Обычно после таких посещений Ваха шел в свою палату и из окна, где-то завидуя, взглядом провожал своих уходящих родственников. А что он видит сейчас? Правда, далеко, лишь очертания, да общий контур: у самых ворот Дибирову поджидают две роскошные черные иномарки. Из первой вышел мужчина с пышным букетом цветов. Он ниже Виктории Оттовны — похоже, Кныш, хотя точно утверждать невозможно. Из второй машины вышла вооруженная охрана. Таким важным Кныша Мастаев и представить не мог. А мужчина, вроде Кныш, вручил Дибировой цветы и, открыв дверь машины, настоятельно просил ее сесть. Ваха не стал досматривать эту сцену. Он ничком бросился на кровать, пытаясь спрятать больную голову в слежалой, вонючей, куцей больничной подушке, а в ушах прокуренный голос Кныша: «Теория Маркса и Ленина научила видеть под покровом укоренившихся обычаев, политических интриг, мудреных законов, хитросплетений учений классовую борьбу — борьбу между всяческими видами имущих классов с массой неимущих». ПСС, том 2, страница 80».
— Сволочь, замолчи! — вдруг на всю палату заорал Мастаев. — Ты предатель, предатель! — кинул он подушку в окно. Словно этого ждали, совсем рядом в ответ тяжелая пулеметная очередь. Пока в небо. Может быть, свадьба.
Снег на голову — вот так вроде как неожиданно, но в календарные сроки — в Грозный пришла настоящая, на редкость суровая зима. Центрального отопления в городе уже который год нет. В тубдиспансере пытались с помощью электронагревателей поддержать тепло, однако генератор не выдержал — сгорел.
Одетые в пальто медработники ходили по палатам, разводили в бессилии руками. Нет, они никого не выгоняли. Да понято: туберкулезнику нужны тепло, уют, покой. И что Мастаеву? Его кризисный период уже вроде бы миновал, а что делать вновь и вновь поступающим, ведь туберкулез — болезнь неимущих. Сколько их нынче в Чечне?

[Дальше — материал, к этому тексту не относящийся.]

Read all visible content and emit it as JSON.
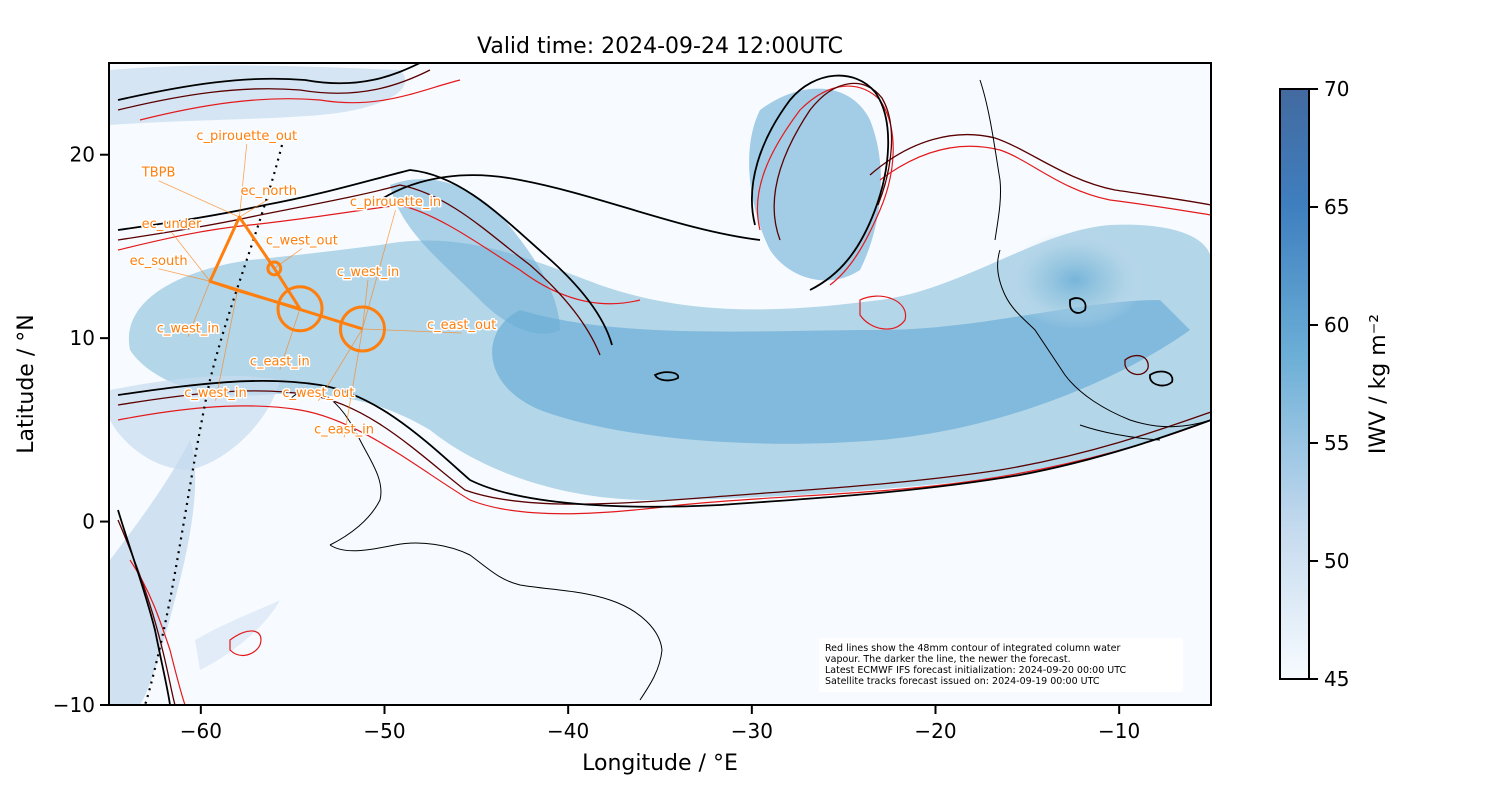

В приватизированном чуланчике, который теперь можно было назвать родным домом, Вахе было ненамного лучше: отопления тоже нет. Изредка подается напряжение, да такое, что спираль электронагревателя даже не краснеет: экономика республики доведена до ручки. В этих условиях Ваха не вытянул бы. Хорошо, есть дед Нажа, есть родовое село Макажой, там много дров в лесу. И там, в горах, никогда не уповали на политиков, президентов и их экономические интересы. Там, в горах, все просто: как ни горбаться — все бедно, зато свободно. И если руки-ноги работящи — лучше жить там, чем суетиться в больших городах. Ну а в тяжелую годину сам Бог велел держаться родных мест.
Макажой! Альпийские луга, бесконечные, величественные горы. Кристально чистый, несколько разряженный воздух, сухой климат, родниковая вода. Натуральное питание. И солнце, солнце почти круглый год, потому что налитые влагой и свинцовой гарью выбросов тяжелые тучи так высоко не оторвутся от грешной земли. А над альпийскими лугами все прозрачно, лишь белоснежные, легкие перистые облака стройными стайками, как праздничные гирлянды, украшают бездонное высокогорное небо. «Вот здесь надо бы построить противотуберкулезную лечебницу, — о своем думает Мастаев, а потом добавляет: — Я обязательно это сделаю».